4.B.1. In case any Related Party Transactions are referred by the Company to the Board for its approval due to the transaction being (i) not in the ordinary course of business, or (ii) not at an arm’s length price, the Board will consider such factors as, nature of the transaction, material terms, the manner of determining the pricing and the business rationale for entering into such transaction. On such consideration, the Board may approve the transaction or may require such modifications to transaction terms as it deems appropriate under the circumstances. Any member of the Board who has any interest in any Related Party Transaction will recuse himself and abstain from discussion and voting on the approval of the Related Party Transaction.

C. Shareholders

4.C.1. If a Related Party Transaction is (i) a material transaction as per Regulation 23 of the Listing Regulations, or (ii) not in the ordinary course of business, or not at arm’s length price and exceeds certain thresholds prescribed under the Companies Act, 2013, then such RPT and any subsequent material modification thereto, shall require shareholders’ approval by a resolution. In such a case, any member of the Company who is a Related Party, irrespective of being related to the said transaction or not, shall not vote  on resolution passed for approving such Related Party Transaction.
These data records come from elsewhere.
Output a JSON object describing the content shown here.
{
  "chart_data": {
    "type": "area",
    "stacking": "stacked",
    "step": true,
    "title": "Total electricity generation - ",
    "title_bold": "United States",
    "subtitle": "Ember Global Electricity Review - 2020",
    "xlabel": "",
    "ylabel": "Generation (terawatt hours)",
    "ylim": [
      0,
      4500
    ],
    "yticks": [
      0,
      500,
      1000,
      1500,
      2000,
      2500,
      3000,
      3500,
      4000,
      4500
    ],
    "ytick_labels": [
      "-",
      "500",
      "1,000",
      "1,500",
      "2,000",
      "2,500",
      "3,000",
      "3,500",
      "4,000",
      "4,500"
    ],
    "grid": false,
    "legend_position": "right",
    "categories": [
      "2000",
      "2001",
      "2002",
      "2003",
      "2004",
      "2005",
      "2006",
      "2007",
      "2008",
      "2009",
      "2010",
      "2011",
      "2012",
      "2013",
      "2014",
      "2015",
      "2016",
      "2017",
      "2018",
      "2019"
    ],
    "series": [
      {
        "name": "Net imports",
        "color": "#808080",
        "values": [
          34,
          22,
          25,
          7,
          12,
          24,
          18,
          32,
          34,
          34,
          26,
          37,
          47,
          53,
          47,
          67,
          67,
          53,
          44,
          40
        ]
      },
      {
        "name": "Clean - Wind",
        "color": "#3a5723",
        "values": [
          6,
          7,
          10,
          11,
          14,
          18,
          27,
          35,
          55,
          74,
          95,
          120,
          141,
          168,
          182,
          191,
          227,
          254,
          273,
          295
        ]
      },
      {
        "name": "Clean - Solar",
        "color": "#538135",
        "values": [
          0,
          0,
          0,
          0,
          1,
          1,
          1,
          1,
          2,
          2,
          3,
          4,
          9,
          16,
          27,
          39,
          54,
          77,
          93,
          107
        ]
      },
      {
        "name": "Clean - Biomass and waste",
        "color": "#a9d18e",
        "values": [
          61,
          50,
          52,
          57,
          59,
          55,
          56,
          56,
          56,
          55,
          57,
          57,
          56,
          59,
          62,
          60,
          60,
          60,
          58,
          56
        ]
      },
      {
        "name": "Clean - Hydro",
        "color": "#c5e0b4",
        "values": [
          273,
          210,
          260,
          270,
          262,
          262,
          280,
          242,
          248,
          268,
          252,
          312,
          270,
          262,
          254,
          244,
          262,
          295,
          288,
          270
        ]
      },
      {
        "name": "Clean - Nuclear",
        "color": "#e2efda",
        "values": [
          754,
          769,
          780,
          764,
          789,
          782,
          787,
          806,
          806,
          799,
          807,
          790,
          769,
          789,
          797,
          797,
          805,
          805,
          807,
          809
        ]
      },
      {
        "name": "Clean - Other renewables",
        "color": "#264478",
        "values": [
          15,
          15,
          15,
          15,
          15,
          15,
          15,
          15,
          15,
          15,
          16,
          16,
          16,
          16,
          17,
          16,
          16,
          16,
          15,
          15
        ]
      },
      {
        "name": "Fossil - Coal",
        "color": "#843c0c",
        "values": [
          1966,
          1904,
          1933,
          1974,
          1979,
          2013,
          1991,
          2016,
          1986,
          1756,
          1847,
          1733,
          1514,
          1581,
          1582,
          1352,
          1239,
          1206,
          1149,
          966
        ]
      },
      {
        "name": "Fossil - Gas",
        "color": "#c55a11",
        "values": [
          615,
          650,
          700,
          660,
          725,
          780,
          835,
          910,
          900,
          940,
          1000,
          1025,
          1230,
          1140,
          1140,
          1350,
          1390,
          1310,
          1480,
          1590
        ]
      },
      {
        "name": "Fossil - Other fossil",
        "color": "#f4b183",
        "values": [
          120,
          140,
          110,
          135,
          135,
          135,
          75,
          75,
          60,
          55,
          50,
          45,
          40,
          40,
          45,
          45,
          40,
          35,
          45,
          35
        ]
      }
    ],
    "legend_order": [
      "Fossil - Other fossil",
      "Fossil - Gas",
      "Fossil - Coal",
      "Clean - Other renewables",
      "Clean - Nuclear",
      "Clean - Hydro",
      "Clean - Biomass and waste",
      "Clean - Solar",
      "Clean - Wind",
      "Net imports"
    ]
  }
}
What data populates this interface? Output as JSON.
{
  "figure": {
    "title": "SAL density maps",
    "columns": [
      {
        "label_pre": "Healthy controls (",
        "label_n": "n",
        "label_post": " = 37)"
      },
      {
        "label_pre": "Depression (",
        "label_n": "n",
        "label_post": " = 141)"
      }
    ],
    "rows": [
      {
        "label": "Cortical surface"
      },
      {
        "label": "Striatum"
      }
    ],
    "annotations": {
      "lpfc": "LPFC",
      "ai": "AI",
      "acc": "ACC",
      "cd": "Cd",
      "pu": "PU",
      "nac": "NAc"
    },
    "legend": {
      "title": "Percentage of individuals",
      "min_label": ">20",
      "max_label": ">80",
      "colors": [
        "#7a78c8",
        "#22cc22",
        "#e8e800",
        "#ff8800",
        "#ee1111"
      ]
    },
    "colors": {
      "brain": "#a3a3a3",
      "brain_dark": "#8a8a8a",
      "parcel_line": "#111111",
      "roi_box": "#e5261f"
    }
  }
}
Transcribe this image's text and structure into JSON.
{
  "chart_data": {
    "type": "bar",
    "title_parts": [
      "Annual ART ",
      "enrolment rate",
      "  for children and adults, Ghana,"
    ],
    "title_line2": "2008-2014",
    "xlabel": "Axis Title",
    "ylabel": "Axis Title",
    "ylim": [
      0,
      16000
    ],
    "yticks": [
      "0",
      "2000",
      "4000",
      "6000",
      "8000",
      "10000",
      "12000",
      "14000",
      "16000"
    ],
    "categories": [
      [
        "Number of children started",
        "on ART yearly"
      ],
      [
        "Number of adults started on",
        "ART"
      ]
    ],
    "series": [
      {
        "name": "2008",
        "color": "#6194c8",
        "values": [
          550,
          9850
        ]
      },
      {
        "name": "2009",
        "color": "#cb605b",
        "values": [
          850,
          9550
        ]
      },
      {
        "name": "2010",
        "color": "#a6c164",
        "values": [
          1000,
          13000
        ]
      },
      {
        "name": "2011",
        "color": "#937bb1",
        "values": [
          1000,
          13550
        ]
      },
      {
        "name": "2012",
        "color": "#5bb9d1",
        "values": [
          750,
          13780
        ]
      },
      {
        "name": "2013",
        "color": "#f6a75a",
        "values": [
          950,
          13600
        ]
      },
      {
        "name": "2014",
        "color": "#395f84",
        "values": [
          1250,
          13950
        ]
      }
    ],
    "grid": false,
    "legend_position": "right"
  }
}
D. The provisions of regulation 23(2), (3) and (4) shall not be applicable in case of transactions entered into between a holding company and its wholly owned subsidiary and between two wholly-owned subsidiaries, whose accounts are consolidated with such holding company and placed before the shareholders at the general meeting for approval.

E. In the event the Company becomes aware of a Related Party Transaction with a Related Party that has not been approved under this Policy prior to its consummation, the Company would obtain post facto approval from the Audit Committee, the Board and/or shareholders as required under applicable laws/ regulations. In case the Company is not able to take such prior approval from the Audit Committee, the Board and/or shareholders, such a transaction shall not be deemed to violate this Policy, or be invalid or unenforceable, so long as post facto approval is obtained as promptly as reasonably practical after it is entered into or after it becomes reasonably apparent that the transaction is covered by this policy.

F. Reporting of Related Party Transactions

4.F.1 Every contract or arrangement, which is required to be approved by the Board or the shareholders under this Policy, shall be referred to in the Board’s report to the shareholders along with the justification for entering into such contract or arrangement

4.F.2 The details of all transactions with related parties shall be submitted, in the format specified, half yearly to the stock exchanges, as per the manner and timelines set-out in the Listing Regulations and the same shall be published on the Company’s website.

5. Limitation and Amendment

In the event of any conflict between the provisions of this Policy and of the Act or Listing Regulations or any other statutory enactments, rules, the provisions of such Act or Listing Regulations or statutory enactments, rules shall prevail over this Policy. Any subsequent amendment / modification in the Listing Regulations, Act and/or applicable laws in this regard shall automatically apply to this Policy.

6. Disclosure of the Policy

This Policy will be uploaded on the website of the Company.